More recently in 2010, I was first (and still only) to prove to the world, officially by review, that the Lenco had enormous potential and ranked with the world’s best (and beyond: working on it as per my new models), by submitting the Reference Lenco to Salvatore for review. I designed the Reference Lenco specifically as an answer to the growing DIY crowd who had embraced the slate craze – and the various commercial slate concerns who drove the craze by claiming that wood had limits – who were themselves mimicking the claim, that “there were insurmountable problems with wood”… in spite of the fact it was the Lenco wooden plinths which had achieved mass worldwide conversions of experienced audiophiles with highly-rated high-end belt-drives, and which was responsible for the fact there were Lenco forums whatsoever, that there were Lenco businesses whatsoever. As is typical of me, I sent the Reference Lenco, an Ode to Wood of sorts, out into the world for judgment, in this case Salvatore who still had serious reservations about the viability of the idler-wheel drive system: he received it February 24th, 2010. As is now common knowledge, the Reference Lenco achieved a complete conversion of Salvatore as to the superiority of the idler-wheel-drive system, with no caveats, with a noise floor the equal of his Forsell, and equaling it or surpassing it in every single sonic parameter. This victory facilitated the emergence of a host of Lenco and classic ‘table businesses, all of whom owe a serious debt to this watershed review.

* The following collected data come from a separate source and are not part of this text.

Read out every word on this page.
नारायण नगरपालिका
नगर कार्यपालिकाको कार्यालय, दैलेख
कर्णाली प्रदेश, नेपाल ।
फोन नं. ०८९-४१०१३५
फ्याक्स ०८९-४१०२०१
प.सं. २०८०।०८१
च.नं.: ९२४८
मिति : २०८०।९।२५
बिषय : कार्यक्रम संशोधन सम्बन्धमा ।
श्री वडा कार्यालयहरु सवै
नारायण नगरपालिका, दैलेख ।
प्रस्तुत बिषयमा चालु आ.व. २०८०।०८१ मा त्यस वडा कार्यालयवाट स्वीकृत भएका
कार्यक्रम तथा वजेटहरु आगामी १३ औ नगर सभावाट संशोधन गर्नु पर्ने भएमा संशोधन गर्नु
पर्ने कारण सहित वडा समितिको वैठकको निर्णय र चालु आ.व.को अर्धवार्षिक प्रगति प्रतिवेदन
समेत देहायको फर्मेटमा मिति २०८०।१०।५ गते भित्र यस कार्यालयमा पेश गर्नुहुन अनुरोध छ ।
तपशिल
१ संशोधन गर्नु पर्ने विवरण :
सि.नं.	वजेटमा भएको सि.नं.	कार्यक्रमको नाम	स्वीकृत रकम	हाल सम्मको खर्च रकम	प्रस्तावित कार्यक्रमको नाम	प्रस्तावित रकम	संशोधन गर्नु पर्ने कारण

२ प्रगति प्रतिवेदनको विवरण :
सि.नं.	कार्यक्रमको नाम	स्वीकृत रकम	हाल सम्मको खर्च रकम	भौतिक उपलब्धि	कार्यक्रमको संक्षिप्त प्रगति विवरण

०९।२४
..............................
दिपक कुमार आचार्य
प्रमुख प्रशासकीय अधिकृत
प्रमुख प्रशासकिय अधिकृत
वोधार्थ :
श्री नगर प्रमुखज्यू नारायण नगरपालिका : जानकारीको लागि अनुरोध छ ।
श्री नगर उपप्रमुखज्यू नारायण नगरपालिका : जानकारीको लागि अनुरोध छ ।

My recognition of the superiority of idler-wheel-drive was not an accident (though the discovery was, by definition); the actions I took were planned (i.e. using Audiogon to create a DIY phenomenon to accumulate the necessary evidence; submitting the Lenco for review to an impartial reviewer of great note), and the work of development continues to the present day, with new models a result of my continuing work on the “Ultimate Lenco”, now nearly ready for unveiling.
With continuing work on the Lencos and other idler-wheel drives over the years I continued to learn and make discoveries, and now manufacture parts to my own specifications to realize the potential of idler-wheel-drive and achieve yet greater results.